We'll need some extra information for this: the charge of the electron. This is a pretty common number with these sorts of problems and we'll call it e = 1.6 * 10^-19 C. We'll also need the mass of the electron, which we'll say is m = 9.11 * 10^-31 kg (see link for these numbers).
A) Calculate Vertical Deflection
To calculate the vertical deflection (distance travelled vertically), we'll need to first figure out how long the electron remains in the electric field. Given its velocity of 3.00*10^6 m/s and the distance of 4 cm (0.04 m), we can quickly determine "t," the time of travel (because the E-Field is perpendicular to the direction of travel, it doesn't slow the electron down):
t = 0.04 / 3.00*10^6 = 1.33 * 10^-8 sec
To find the vertical deflection, we'll need to figure out how to find a function of distance in terms of time. To do this, we'll go all the way back to Newton's second law, F = ma. We will then find the vertical velocity, and then the vertical distance travelled. We calculate force by multiplying the E-Field strength by the charge of the electron, and then we'll find the acceleration by dividing by the mass:
a = F/m = E*e/m = (120 N/C) * (1.6*10^-19 C) / (9.11 * 10^-31 kg)
a = 2.1 * 10^13 m/s/s
To find the velocity, we just multiply the acceleration by the time the electron was in the field (keep in mind, we started at 0 m/s in the vertical direction).
v (vertical)= a*t = (2.1 * 10^13 m/s/s) * (1.33*10^-8 s)
v (vertical) = 2.80 * 10^5 m/s
Fast? Yes! However, how far did we travel? We'll have to multiply by time again to figure out the distance travelled (deflection):
d = v*t = (2.80*10^5 m/s) * (1.33*10^-8 s) = 3.72 *10^-3 m
d = 3.73 mm
Doesn't look like it travelled that far at all, but we have our answer for the first part, so we'll move on.

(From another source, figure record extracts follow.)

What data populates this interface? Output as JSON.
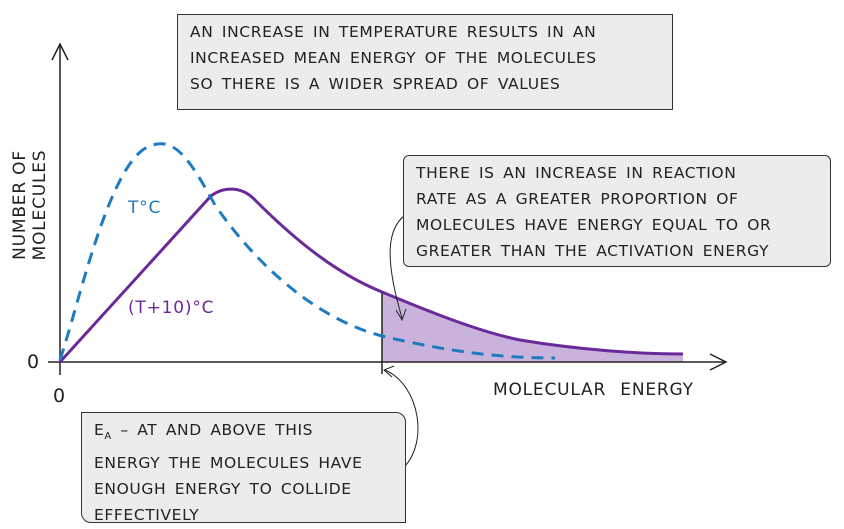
{
  "diagram": {
    "y_axis_label": "NUMBER OF MOLECULES",
    "x_axis_label": "MOLECULAR ENERGY",
    "origin_x": "0",
    "origin_y": "0",
    "curves": [
      {
        "label": "T°C",
        "color": "#1f7bc0",
        "style": "dashed"
      },
      {
        "label": "(T+10)°C",
        "color": "#6a2a9a",
        "style": "solid"
      }
    ],
    "shaded_color": "#c9b3dc",
    "annotations": {
      "top": [
        "AN INCREASE IN TEMPERATURE RESULTS IN AN",
        "INCREASED MEAN ENERGY OF THE MOLECULES",
        "SO THERE IS A WIDER SPREAD OF VALUES"
      ],
      "right": [
        "THERE IS AN INCREASE IN REACTION",
        "RATE AS A GREATER PROPORTION OF",
        "MOLECULES HAVE ENERGY EQUAL TO OR",
        "GREATER THAN THE ACTIVATION ENERGY"
      ],
      "bottom_symbol": "E",
      "bottom_subscript": "A",
      "bottom": [
        " – AT AND ABOVE THIS",
        "ENERGY THE MOLECULES HAVE",
        "ENOUGH ENERGY TO COLLIDE",
        "EFFECTIVELY"
      ]
    }
  }
}
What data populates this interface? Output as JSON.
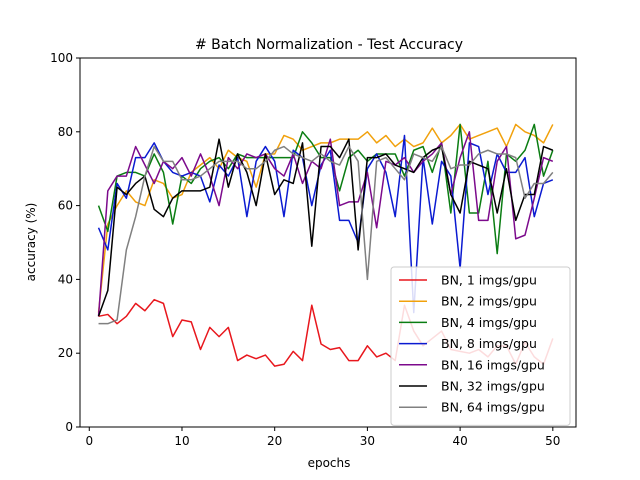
{
  "chart_data": {
    "type": "line",
    "title": "# Batch Normalization - Test Accuracy",
    "xlabel": "epochs",
    "ylabel": "accuracy (%)",
    "xlim": [
      -1,
      52.5
    ],
    "ylim": [
      0,
      100
    ],
    "xticks": [
      0,
      10,
      20,
      30,
      40,
      50
    ],
    "yticks": [
      0,
      20,
      40,
      60,
      80,
      100
    ],
    "grid": false,
    "legend_position": "lower-right",
    "x": [
      1,
      2,
      3,
      4,
      5,
      6,
      7,
      8,
      9,
      10,
      11,
      12,
      13,
      14,
      15,
      16,
      17,
      18,
      19,
      20,
      21,
      22,
      23,
      24,
      25,
      26,
      27,
      28,
      29,
      30,
      31,
      32,
      33,
      34,
      35,
      36,
      37,
      38,
      39,
      40,
      41,
      42,
      43,
      44,
      45,
      46,
      47,
      48,
      49,
      50
    ],
    "series": [
      {
        "name": "BN, 1 imgs/gpu",
        "color": "#e8171d",
        "values": [
          30,
          30.5,
          28,
          30,
          33.5,
          31.5,
          34.5,
          33.5,
          24.5,
          29,
          28.5,
          21,
          27,
          24.5,
          27,
          18,
          19.5,
          18.5,
          19.5,
          16.5,
          17,
          20.5,
          18,
          33,
          22.5,
          21,
          21.5,
          18,
          18,
          22,
          19,
          20,
          18,
          33,
          26,
          22,
          24,
          26,
          21,
          20.5,
          20,
          21,
          19,
          22,
          22,
          17,
          23,
          19,
          17,
          24
        ]
      },
      {
        "name": "BN, 2 imgs/gpu",
        "color": "#f1a10c",
        "values": [
          31,
          55,
          60,
          64,
          61,
          60,
          67,
          66,
          62,
          63,
          69,
          71,
          73,
          70,
          75,
          73,
          72,
          65,
          74,
          74,
          79,
          78,
          75,
          76,
          77,
          77,
          78,
          78,
          78,
          80,
          77,
          79,
          76,
          78,
          76,
          77,
          81,
          77,
          79,
          82,
          78,
          79,
          80,
          81,
          76,
          82,
          80,
          79,
          77,
          82
        ]
      },
      {
        "name": "BN, 4 imgs/gpu",
        "color": "#0a7d12",
        "values": [
          60,
          53,
          68,
          69,
          69,
          68,
          74,
          69,
          55,
          68,
          66,
          70,
          72,
          73,
          70,
          74,
          73,
          73,
          73,
          73,
          73,
          73,
          80,
          77,
          73,
          73,
          64,
          73,
          75,
          72,
          74,
          74,
          74,
          68,
          75,
          76,
          69,
          77,
          58,
          82,
          58,
          58,
          72,
          47,
          74,
          72,
          75,
          82,
          68,
          75
        ]
      },
      {
        "name": "BN, 8 imgs/gpu",
        "color": "#0a1ad1",
        "values": [
          54,
          48,
          66,
          62,
          73,
          73,
          77,
          72,
          69,
          68,
          69,
          68,
          61,
          71,
          68,
          73,
          57,
          72,
          76,
          72,
          57,
          75,
          73,
          60,
          71,
          75,
          56,
          56,
          50,
          70,
          74,
          69,
          57,
          79,
          31,
          73,
          55,
          72,
          68,
          43,
          77,
          76,
          63,
          74,
          69,
          69,
          73,
          57,
          66,
          67
        ]
      },
      {
        "name": "BN, 16 imgs/gpu",
        "color": "#7c0a8c",
        "values": [
          30,
          64,
          68,
          68,
          76,
          71,
          66,
          72,
          70,
          73,
          68,
          74,
          68,
          60,
          73,
          70,
          74,
          73,
          74,
          70,
          68,
          74,
          66,
          72,
          70,
          78,
          60,
          61,
          61,
          69,
          54,
          72,
          71,
          73,
          69,
          72,
          74,
          77,
          63,
          73,
          80,
          56,
          56,
          72,
          76,
          51,
          52,
          62,
          73,
          72
        ]
      },
      {
        "name": "BN, 32 imgs/gpu",
        "color": "#000000",
        "values": [
          30,
          37,
          65,
          63,
          66,
          68,
          59,
          57,
          62,
          64,
          64,
          64,
          65,
          78,
          65,
          74,
          69,
          60,
          74,
          63,
          67,
          66,
          77,
          49,
          76,
          76,
          73,
          78,
          48,
          73,
          73,
          74,
          71,
          70,
          69,
          73,
          75,
          76,
          63,
          58,
          72,
          71,
          70,
          58,
          70,
          56,
          63,
          63,
          76,
          75
        ]
      },
      {
        "name": "BN, 64 imgs/gpu",
        "color": "#808080",
        "values": [
          28,
          28,
          29,
          48,
          57,
          68,
          76,
          72,
          72,
          67,
          67,
          68,
          70,
          72,
          72,
          72,
          70,
          70,
          72,
          75,
          76,
          74,
          73,
          72,
          74,
          72,
          71,
          76,
          72,
          40,
          72,
          73,
          70,
          67,
          74,
          73,
          72,
          76,
          70,
          71,
          71,
          74,
          75,
          74,
          74,
          73,
          62,
          66,
          66,
          69
        ]
      }
    ]
  }
}
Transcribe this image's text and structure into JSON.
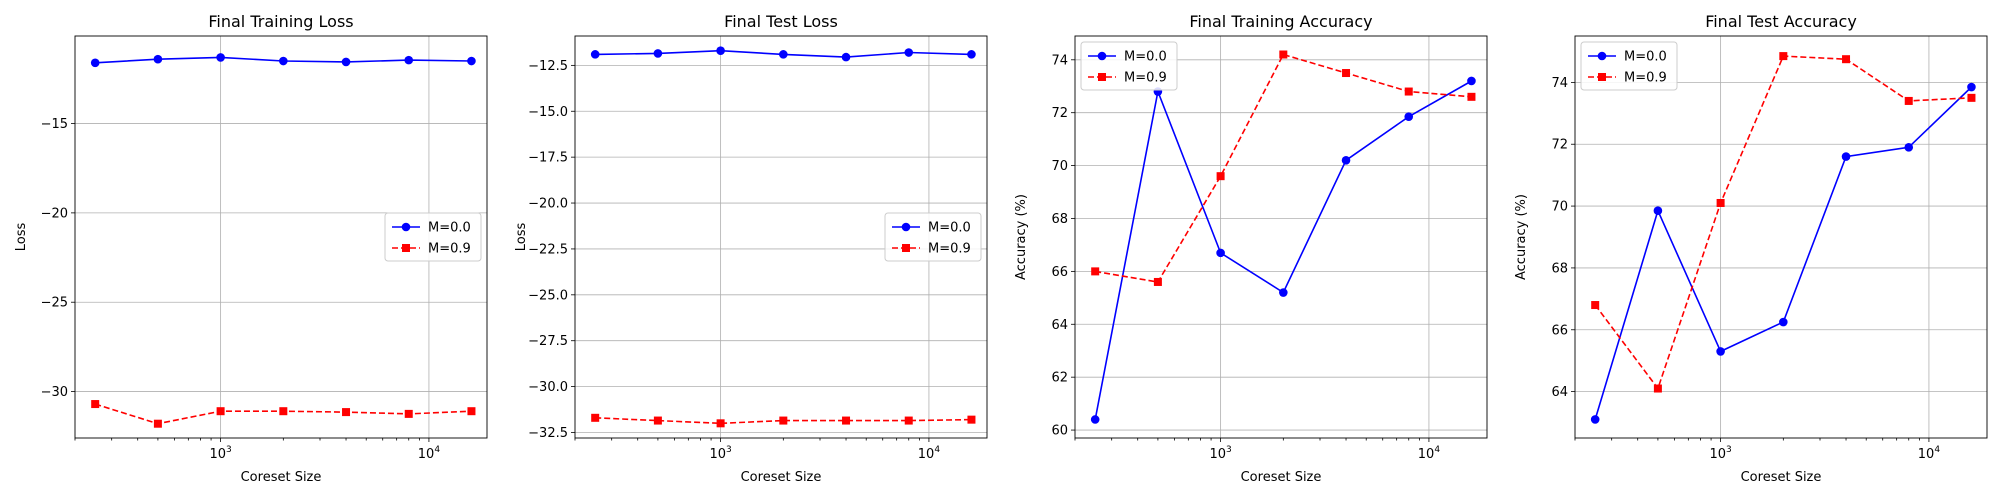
{
  "chart_data": [
    {
      "type": "line",
      "title": "Final Training Loss",
      "xlabel": "Coreset Size",
      "ylabel": "Loss",
      "xscale": "log",
      "xlim": [
        200,
        19000
      ],
      "ylim": [
        -32.6,
        -10.1
      ],
      "xticks": [
        1000,
        10000
      ],
      "yticks": [
        -15,
        -20,
        -25,
        -30
      ],
      "ytick_labels": [
        "−15",
        "−20",
        "−25",
        "−30"
      ],
      "grid": true,
      "legend_position": "center-right",
      "x": [
        250,
        500,
        1000,
        2000,
        4000,
        8000,
        16000
      ],
      "series": [
        {
          "name": "M=0.0",
          "color": "#0000ff",
          "marker": "circle",
          "linestyle": "solid",
          "values": [
            -11.6,
            -11.4,
            -11.3,
            -11.5,
            -11.55,
            -11.45,
            -11.5
          ]
        },
        {
          "name": "M=0.9",
          "color": "#ff0000",
          "marker": "square",
          "linestyle": "dashed",
          "values": [
            -30.7,
            -31.8,
            -31.1,
            -31.1,
            -31.15,
            -31.25,
            -31.1
          ]
        }
      ]
    },
    {
      "type": "line",
      "title": "Final Test Loss",
      "xlabel": "Coreset Size",
      "ylabel": "Loss",
      "xscale": "log",
      "xlim": [
        200,
        19000
      ],
      "ylim": [
        -32.8,
        -10.9
      ],
      "xticks": [
        1000,
        10000
      ],
      "yticks": [
        -12.5,
        -15.0,
        -17.5,
        -20.0,
        -22.5,
        -25.0,
        -27.5,
        -30.0,
        -32.5
      ],
      "ytick_labels": [
        "−12.5",
        "−15.0",
        "−17.5",
        "−20.0",
        "−22.5",
        "−25.0",
        "−27.5",
        "−30.0",
        "−32.5"
      ],
      "grid": true,
      "legend_position": "center-right",
      "x": [
        250,
        500,
        1000,
        2000,
        4000,
        8000,
        16000
      ],
      "series": [
        {
          "name": "M=0.0",
          "color": "#0000ff",
          "marker": "circle",
          "linestyle": "solid",
          "values": [
            -11.9,
            -11.85,
            -11.7,
            -11.9,
            -12.05,
            -11.8,
            -11.9
          ]
        },
        {
          "name": "M=0.9",
          "color": "#ff0000",
          "marker": "square",
          "linestyle": "dashed",
          "values": [
            -31.7,
            -31.85,
            -32.0,
            -31.85,
            -31.85,
            -31.85,
            -31.8
          ]
        }
      ]
    },
    {
      "type": "line",
      "title": "Final Training Accuracy",
      "xlabel": "Coreset Size",
      "ylabel": "Accuracy (%)",
      "xscale": "log",
      "xlim": [
        200,
        19000
      ],
      "ylim": [
        59.7,
        74.9
      ],
      "xticks": [
        1000,
        10000
      ],
      "yticks": [
        60,
        62,
        64,
        66,
        68,
        70,
        72,
        74
      ],
      "ytick_labels": [
        "60",
        "62",
        "64",
        "66",
        "68",
        "70",
        "72",
        "74"
      ],
      "grid": true,
      "legend_position": "top-left",
      "x": [
        250,
        500,
        1000,
        2000,
        4000,
        8000,
        16000
      ],
      "series": [
        {
          "name": "M=0.0",
          "color": "#0000ff",
          "marker": "circle",
          "linestyle": "solid",
          "values": [
            60.4,
            72.8,
            66.7,
            65.2,
            70.2,
            71.85,
            73.2
          ]
        },
        {
          "name": "M=0.9",
          "color": "#ff0000",
          "marker": "square",
          "linestyle": "dashed",
          "values": [
            66.0,
            65.6,
            69.6,
            74.2,
            73.5,
            72.8,
            72.6
          ]
        }
      ]
    },
    {
      "type": "line",
      "title": "Final Test Accuracy",
      "xlabel": "Coreset Size",
      "ylabel": "Accuracy (%)",
      "xscale": "log",
      "xlim": [
        200,
        19000
      ],
      "ylim": [
        62.5,
        75.5
      ],
      "xticks": [
        1000,
        10000
      ],
      "yticks": [
        64,
        66,
        68,
        70,
        72,
        74
      ],
      "ytick_labels": [
        "64",
        "66",
        "68",
        "70",
        "72",
        "74"
      ],
      "grid": true,
      "legend_position": "top-left",
      "x": [
        250,
        500,
        1000,
        2000,
        4000,
        8000,
        16000
      ],
      "series": [
        {
          "name": "M=0.0",
          "color": "#0000ff",
          "marker": "circle",
          "linestyle": "solid",
          "values": [
            63.1,
            69.85,
            65.3,
            66.25,
            71.6,
            71.9,
            73.85
          ]
        },
        {
          "name": "M=0.9",
          "color": "#ff0000",
          "marker": "square",
          "linestyle": "dashed",
          "values": [
            66.8,
            64.1,
            70.1,
            74.85,
            74.75,
            73.4,
            73.5
          ]
        }
      ]
    }
  ]
}
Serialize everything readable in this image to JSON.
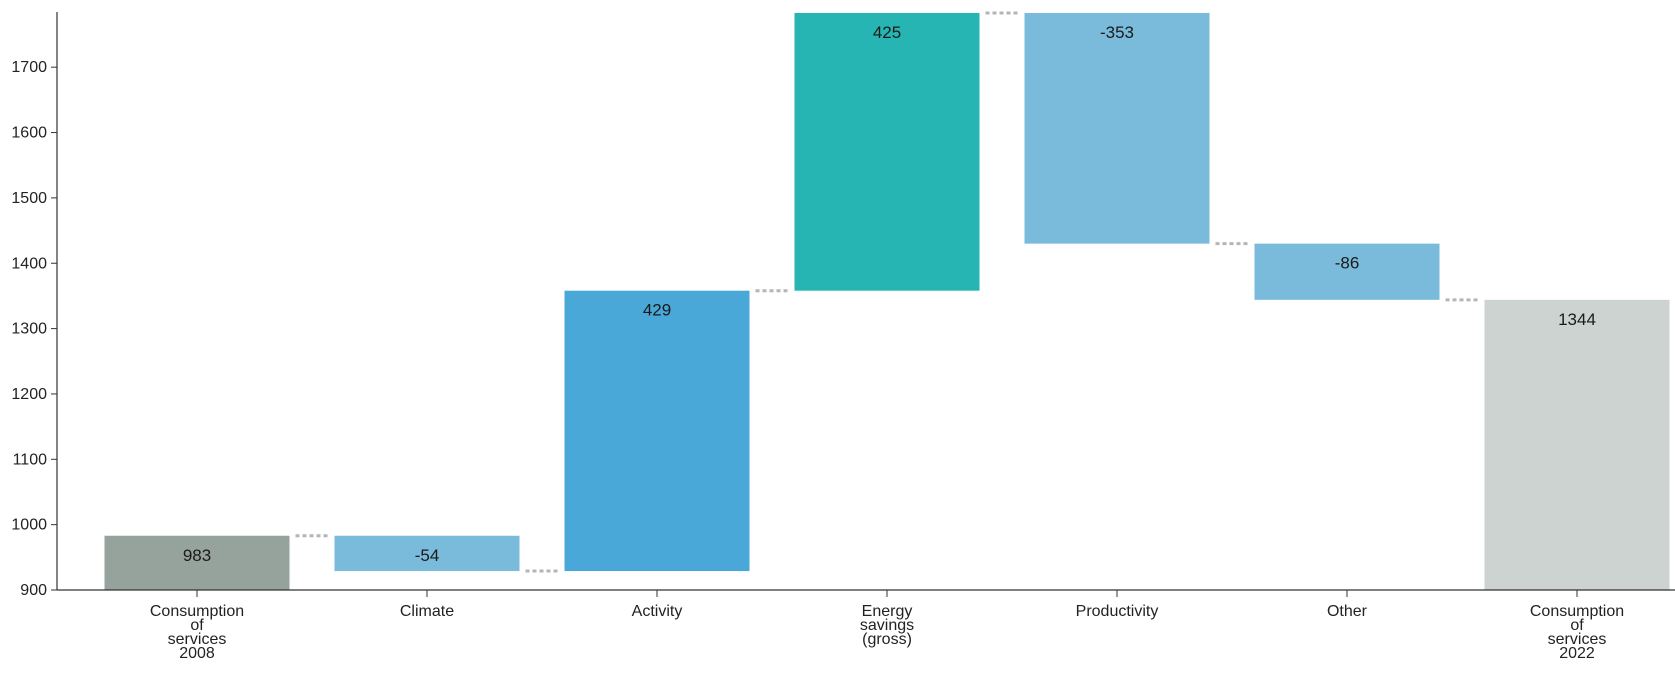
{
  "chart_data": {
    "type": "bar",
    "subtype": "waterfall",
    "title": "",
    "xlabel": "",
    "ylabel": "",
    "ylim": [
      900,
      1780
    ],
    "yticks": [
      900,
      1000,
      1100,
      1200,
      1300,
      1400,
      1500,
      1600,
      1700
    ],
    "grid": false,
    "legend": "none",
    "categories": [
      [
        "Consumption",
        "of",
        "services",
        "2008"
      ],
      [
        "Climate"
      ],
      [
        "Activity"
      ],
      [
        "Energy",
        "savings",
        "(gross)"
      ],
      [
        "Productivity"
      ],
      [
        "Other"
      ],
      [
        "Consumption",
        "of",
        "services",
        "2022"
      ]
    ],
    "steps": [
      {
        "kind": "total",
        "value": 983,
        "label": "983",
        "color": "#96a39c"
      },
      {
        "kind": "delta",
        "value": -54,
        "label": "-54",
        "color": "#7abbdc"
      },
      {
        "kind": "delta",
        "value": 429,
        "label": "429",
        "color": "#4aa8d8"
      },
      {
        "kind": "delta",
        "value": 425,
        "label": "425",
        "color": "#26b5b3"
      },
      {
        "kind": "delta",
        "value": -353,
        "label": "-353",
        "color": "#7abbdc"
      },
      {
        "kind": "delta",
        "value": -86,
        "label": "-86",
        "color": "#7abbdc"
      },
      {
        "kind": "total",
        "value": 1344,
        "label": "1344",
        "color": "#cdd3d1"
      }
    ]
  }
}
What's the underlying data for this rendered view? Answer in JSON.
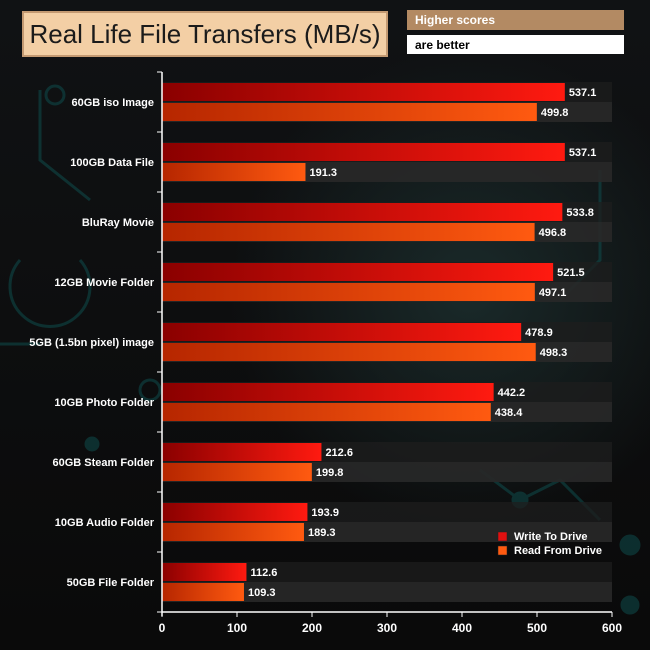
{
  "header": {
    "note_line_1": "Higher scores",
    "note_line_2": "are better"
  },
  "colors": {
    "write_dark": "#8a0000",
    "write_light": "#ff1a10",
    "read_dark": "#b62600",
    "read_light": "#ff5a10",
    "row_band": "#2a2a2a",
    "note_bg": "#b38a63",
    "title_bg": "#f3cfa5"
  },
  "chart_data": {
    "type": "bar",
    "orientation": "horizontal",
    "title": "Real Life File Transfers (MB/s)",
    "xlabel": "",
    "ylabel": "",
    "xlim": [
      0,
      600
    ],
    "ticks": [
      0,
      100,
      200,
      300,
      400,
      500,
      600
    ],
    "categories": [
      "60GB iso Image",
      "100GB Data File",
      "BluRay Movie",
      "12GB Movie Folder",
      "5GB (1.5bn pixel) image",
      "10GB Photo Folder",
      "60GB Steam Folder",
      "10GB Audio Folder",
      "50GB File Folder"
    ],
    "series": [
      {
        "name": "Write To  Drive",
        "values": [
          537.1,
          537.1,
          533.8,
          521.5,
          478.9,
          442.2,
          212.6,
          193.9,
          112.6
        ]
      },
      {
        "name": "Read From  Drive",
        "values": [
          499.8,
          191.3,
          496.8,
          497.1,
          498.3,
          438.4,
          199.8,
          189.3,
          109.3
        ]
      }
    ],
    "legend_position": "bottom-right"
  }
}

B) Calculate the vertical component of the velocity
Well, if you look above, we already solved for this:
v (vertical) = 2.80 * 10^5 m/s
Hooray, easy answers.
C) Calculate the angle (theta) at which the electron emerges
This angle is quickly calculated with some basic trigonimetry. If you look at your velocity vector components, you'll see that you have a horizontal component of 3.00*10^6 m/s and a vertical component of 2.80*10^5 m/s.
To find the angle, we simply take the inverse tangent of the ration of the vertical component to the horizontal component:
Theta = arctan(2.80*10^5 m/s / 3.00*10^6 m/s) = 0.093 radians
Theta = 5.31 degrees
A shortcut you can take is by noticing that the angle is going to be small considering the vertical velocity vs. the horizontal velocity, so the angle in radians is going to be pretty much equal to the ratio of the vertical and horizontal components. In other words, in this case:
arctan(v(vertical)/v(horizontal)) = v(vertical)/v(horizontal) in radians
D) If the magnitude of the electric field (E) increases, will the angle increase, decrease, or remain the same?
Well, the answer should be pretty obvious here. The higher the electric field, the more attracted the electron will be to the positive plate (or the more energy/force is put into the electron), and the greater the angle will become!